Is DeFi Going To Be The End Of FinTech?

For the most part of recorded human history, finance has been constantly evolving and adapting to the needs of human culture and lifestyle.

Fintech (financial technology) has changed the face of the financial industry. From mobile payments to lending and personal finance management, fintech has completely changed how we interact with our money. Importantly, fintech is not just limited to banking and credit. It has also made things like saving, investing and credit scoring easier for the average consumer.

Nevertheless, fintech today is largely centralized and is thus unable to accommodate Web 3.0 and other blockchain-based innovations such as DeFi.

What Is DeFi?

According to many proponents, DeFi or decentralized finance is an evolution of fintech set to take financial markets by storm. With a steadily growing market cap that is currently estimated to be USD 115 billion, DeFi applications are already demonstrating that they can accomplish the objectives of legacy financial systems but in a manner that is faster, cheaper, and better by leveraging blockchain.

This has made it an attractive space for investments and funding from venture capitalists. The sector boasts a total locked value (TVL), a metric to denote the value of assets currently locked in, of USD 92.3 billion in January 2022 and a record high funding of USD 17 billion from VCs.

DeFi aims to bring the convenience of peer-to-peer (P2P) transactions to its users by harnessing the power of smart contracts (self-executing pieces of code written in a programming language native to the respective blockchain). By removing intermediaries users are able to remain in absolute control over their assets while also accessing a range of powerful financial products and platforms without the involvement of traditional bureaucracy.

For instance, Aave, a decentralized shared liquidity platform allows P2P lending and borrowing of money and also earns unparalleled yields on deposits. There also exist decentralized exchanges (DEXs) like Uniswap and Project Serum which let users buy and provide liquidity directly from crypto wallets at minimal costs.

Fintech vs DeFi?

While many argue that DeFi ushers an end to traditional fintech or that DeFi could never replace the convenience of fintech, the reality is that both industries have qualities that are beneficial to the end-user.

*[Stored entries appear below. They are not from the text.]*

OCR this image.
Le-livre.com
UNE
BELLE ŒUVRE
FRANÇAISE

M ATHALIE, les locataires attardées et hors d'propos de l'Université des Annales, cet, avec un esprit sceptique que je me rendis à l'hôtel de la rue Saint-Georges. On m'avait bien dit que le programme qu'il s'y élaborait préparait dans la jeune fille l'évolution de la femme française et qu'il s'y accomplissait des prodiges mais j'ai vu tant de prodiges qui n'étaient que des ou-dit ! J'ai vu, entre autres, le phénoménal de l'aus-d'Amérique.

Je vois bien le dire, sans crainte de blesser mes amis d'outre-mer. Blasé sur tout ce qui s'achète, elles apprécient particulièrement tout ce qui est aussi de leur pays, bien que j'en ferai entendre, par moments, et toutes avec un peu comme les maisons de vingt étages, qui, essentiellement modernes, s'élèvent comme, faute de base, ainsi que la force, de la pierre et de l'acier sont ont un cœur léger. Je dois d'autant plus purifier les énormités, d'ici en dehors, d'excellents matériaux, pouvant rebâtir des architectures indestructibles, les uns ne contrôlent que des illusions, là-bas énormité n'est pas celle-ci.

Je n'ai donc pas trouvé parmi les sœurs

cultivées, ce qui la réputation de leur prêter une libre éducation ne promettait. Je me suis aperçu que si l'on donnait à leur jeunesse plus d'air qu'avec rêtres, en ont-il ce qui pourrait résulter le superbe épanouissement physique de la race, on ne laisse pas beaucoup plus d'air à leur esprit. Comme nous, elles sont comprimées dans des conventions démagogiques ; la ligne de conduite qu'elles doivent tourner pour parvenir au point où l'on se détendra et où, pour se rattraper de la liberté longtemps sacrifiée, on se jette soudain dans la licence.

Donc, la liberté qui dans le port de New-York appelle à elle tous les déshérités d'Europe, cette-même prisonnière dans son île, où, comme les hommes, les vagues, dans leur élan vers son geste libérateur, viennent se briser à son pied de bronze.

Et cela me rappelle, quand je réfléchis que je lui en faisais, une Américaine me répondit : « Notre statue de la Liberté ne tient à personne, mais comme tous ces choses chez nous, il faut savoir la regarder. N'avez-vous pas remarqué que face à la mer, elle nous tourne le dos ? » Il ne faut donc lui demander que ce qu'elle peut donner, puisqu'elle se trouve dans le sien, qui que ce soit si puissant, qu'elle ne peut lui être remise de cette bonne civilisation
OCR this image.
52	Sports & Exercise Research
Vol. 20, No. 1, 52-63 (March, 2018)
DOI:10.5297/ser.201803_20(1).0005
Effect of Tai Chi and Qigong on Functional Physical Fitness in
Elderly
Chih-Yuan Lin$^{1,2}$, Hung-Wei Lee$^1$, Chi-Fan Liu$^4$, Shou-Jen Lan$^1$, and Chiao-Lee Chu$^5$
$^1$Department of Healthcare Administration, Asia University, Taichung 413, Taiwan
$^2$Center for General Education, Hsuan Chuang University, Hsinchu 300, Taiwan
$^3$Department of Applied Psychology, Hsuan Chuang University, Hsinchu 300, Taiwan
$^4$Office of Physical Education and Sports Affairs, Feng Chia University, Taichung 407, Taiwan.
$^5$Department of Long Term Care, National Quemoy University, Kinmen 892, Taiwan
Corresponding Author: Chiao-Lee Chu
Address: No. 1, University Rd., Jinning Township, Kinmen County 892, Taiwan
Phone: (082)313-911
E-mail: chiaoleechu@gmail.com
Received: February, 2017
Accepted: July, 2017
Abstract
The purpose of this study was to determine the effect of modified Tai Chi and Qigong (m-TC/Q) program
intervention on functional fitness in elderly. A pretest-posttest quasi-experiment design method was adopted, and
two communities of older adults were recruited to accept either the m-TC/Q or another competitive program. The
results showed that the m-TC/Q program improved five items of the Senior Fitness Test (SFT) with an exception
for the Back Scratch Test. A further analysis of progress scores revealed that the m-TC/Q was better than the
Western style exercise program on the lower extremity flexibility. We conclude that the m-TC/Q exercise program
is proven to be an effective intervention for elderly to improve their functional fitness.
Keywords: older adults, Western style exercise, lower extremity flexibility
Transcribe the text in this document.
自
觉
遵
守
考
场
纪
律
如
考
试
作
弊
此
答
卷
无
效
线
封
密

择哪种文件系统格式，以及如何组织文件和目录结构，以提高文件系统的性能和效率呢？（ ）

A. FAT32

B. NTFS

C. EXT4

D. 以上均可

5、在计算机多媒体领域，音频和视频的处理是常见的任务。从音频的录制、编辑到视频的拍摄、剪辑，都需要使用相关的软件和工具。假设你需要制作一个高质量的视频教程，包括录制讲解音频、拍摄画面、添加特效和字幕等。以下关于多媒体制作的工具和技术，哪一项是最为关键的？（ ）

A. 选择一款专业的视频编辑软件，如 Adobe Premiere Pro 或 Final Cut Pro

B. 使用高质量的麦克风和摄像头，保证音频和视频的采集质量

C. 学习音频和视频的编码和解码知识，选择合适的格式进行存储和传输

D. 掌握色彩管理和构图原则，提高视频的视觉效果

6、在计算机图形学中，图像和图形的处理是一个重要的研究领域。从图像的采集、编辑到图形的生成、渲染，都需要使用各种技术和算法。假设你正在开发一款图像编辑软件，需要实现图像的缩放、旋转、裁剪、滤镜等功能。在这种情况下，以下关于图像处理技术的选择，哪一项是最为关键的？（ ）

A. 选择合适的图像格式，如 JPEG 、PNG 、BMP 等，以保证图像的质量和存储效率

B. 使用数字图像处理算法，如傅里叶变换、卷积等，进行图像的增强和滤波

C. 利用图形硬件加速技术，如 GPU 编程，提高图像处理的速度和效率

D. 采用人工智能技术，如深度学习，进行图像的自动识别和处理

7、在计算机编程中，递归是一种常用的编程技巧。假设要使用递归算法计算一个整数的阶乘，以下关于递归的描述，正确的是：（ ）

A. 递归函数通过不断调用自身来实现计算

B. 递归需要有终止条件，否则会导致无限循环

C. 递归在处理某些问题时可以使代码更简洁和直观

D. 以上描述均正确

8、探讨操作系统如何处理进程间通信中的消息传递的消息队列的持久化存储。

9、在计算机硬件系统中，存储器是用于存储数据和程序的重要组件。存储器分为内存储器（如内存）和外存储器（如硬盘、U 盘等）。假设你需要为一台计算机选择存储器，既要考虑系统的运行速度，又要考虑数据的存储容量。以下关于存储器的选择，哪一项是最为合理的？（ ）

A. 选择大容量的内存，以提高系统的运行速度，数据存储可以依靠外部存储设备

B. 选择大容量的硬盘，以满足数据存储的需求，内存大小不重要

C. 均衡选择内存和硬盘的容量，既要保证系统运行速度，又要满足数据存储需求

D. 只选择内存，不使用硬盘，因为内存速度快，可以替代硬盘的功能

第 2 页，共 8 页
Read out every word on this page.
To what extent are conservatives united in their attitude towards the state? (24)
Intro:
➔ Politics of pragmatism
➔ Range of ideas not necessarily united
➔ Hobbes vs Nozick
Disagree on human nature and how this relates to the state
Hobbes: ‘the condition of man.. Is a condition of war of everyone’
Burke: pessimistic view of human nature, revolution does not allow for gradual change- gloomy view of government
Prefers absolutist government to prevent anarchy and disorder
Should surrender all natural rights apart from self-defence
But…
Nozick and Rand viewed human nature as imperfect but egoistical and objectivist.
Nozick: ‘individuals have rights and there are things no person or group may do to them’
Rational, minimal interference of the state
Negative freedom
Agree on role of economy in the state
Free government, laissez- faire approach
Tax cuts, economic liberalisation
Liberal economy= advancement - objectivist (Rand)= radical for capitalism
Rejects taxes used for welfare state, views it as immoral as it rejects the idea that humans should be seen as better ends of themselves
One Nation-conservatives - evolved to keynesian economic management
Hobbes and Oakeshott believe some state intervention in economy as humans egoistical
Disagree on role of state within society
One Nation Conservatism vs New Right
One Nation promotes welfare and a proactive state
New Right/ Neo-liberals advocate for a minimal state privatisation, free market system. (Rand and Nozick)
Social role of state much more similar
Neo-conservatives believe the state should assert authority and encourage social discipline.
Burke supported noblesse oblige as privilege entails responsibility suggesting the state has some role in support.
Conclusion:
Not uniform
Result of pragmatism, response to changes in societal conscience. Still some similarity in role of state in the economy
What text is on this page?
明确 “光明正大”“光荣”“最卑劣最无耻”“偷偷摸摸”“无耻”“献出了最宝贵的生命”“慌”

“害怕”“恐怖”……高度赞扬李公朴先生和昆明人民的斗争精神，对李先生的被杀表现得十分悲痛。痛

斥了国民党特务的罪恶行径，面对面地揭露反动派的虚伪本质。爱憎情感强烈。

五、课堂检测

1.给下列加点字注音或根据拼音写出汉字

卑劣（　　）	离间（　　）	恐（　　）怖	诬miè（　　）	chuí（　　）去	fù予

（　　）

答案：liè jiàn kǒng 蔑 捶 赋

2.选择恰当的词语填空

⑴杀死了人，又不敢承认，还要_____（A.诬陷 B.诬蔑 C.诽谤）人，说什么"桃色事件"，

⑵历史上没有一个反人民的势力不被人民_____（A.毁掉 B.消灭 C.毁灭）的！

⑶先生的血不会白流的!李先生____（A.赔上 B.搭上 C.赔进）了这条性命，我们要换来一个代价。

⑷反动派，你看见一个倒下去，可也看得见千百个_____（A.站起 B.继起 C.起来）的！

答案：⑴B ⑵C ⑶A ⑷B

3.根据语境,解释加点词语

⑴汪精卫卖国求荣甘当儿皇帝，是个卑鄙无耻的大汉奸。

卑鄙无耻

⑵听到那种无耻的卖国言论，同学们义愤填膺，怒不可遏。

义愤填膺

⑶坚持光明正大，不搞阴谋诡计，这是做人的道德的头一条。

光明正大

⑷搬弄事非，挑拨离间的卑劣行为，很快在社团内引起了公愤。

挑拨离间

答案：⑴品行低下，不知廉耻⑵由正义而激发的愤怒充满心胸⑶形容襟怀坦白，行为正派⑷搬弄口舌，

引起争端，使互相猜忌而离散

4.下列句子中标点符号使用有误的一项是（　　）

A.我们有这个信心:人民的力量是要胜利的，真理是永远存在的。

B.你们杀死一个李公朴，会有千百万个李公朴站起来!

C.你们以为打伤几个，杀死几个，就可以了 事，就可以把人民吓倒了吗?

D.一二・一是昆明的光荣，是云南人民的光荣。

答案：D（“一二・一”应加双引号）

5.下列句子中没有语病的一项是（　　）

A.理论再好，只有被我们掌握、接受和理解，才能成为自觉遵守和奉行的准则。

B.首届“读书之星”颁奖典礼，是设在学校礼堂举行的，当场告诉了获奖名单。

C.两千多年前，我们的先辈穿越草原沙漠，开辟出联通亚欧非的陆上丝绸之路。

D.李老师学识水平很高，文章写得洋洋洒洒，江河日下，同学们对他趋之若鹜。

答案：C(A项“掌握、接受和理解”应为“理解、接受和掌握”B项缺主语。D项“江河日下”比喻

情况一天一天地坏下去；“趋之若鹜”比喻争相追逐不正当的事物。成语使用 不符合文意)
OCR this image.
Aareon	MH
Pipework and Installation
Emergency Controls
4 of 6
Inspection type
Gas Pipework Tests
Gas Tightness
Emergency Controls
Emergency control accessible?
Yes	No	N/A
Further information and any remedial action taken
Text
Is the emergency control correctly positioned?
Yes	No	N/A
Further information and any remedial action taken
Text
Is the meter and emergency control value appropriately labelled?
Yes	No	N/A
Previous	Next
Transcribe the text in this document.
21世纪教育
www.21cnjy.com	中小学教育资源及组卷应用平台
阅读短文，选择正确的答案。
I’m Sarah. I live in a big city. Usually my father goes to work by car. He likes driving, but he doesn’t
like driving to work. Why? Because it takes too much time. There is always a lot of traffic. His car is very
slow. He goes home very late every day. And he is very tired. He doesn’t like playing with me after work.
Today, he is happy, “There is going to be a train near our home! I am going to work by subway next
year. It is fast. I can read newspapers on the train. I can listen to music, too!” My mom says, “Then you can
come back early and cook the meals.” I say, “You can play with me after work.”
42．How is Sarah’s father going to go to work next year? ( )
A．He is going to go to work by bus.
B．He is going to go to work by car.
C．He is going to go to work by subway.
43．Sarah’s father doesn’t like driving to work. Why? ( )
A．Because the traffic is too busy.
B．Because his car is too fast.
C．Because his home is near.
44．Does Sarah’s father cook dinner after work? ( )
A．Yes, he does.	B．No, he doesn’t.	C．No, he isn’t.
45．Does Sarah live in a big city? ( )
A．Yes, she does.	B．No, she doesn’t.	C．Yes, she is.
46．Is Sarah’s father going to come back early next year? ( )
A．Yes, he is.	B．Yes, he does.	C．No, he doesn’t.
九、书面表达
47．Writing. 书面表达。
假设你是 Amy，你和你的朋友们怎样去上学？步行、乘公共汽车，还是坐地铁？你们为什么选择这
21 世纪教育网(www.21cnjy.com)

Both resolve issues that have long plagued traditional financial markets and they seek to develop applications with easy-to-use user interfaces. Fintech ventures have enabled the sanction of loans in a relatively easier manner and perhaps even send money to anyone across the world with lower fees.

But fintech companies still suffer from the centralization of authority in the hands of a few, creating certain qualities of censorship or control that users do not want. DeFi, on the other hand, enables disintermediation and digitization but lacks the safety that comes with knowing someone oversees all the activity going on, therefore reducing the chance of fraudulent activity.

Taking out collateralized loans worth millions of dollars in a matter of seconds, trading tokenized stocks 24×7, across 365 days, or sending money instantly to anyone sitting on the opposite end of the world for no fee becomes easier with DeFi applications.

Baanx is a UK-based fintech integrating DeFi, digital assets and the utility they provide to bring the best of fintech and blend it with the capabilities of DeFi to formulate a smarter, more efficient, and trustless financial order. Baanx has formed partnerships with crypto industries leaders such as Ledger and Tezos to bring to DeFi all the qualities fintech has to offer along with a strong framework and regulatory approval to ensure that customers are getting a secure product. With DeFi leaders partnering with well-established companies like Baanx, it seems to be a sign of which way the industry is going.

Finding The Middle Ground

The adoption of DeFi will only increase as trust issues in the traditional financial space persist and yield potential remains stagnant. But with fintechs like Baanx now adopting and building for DeFi, the future seems to look a little more clear: DeFi and fintech can and will co-exist. Despite the crypto and DeFi industry being brand new relative to the history and establishment of fintech, the road ahead seems to be one of cooperation rather than total exclusion.

DeFi will enable an alternative financial system that is built bottom-up, completely decentralized, censorship-free, low-fee, and fully automated. When brought together, fintech and DeFi can rapidly accelerate the adoption of Web 3.0 applications and transform financial access forever with more efficient products and services to the end-user.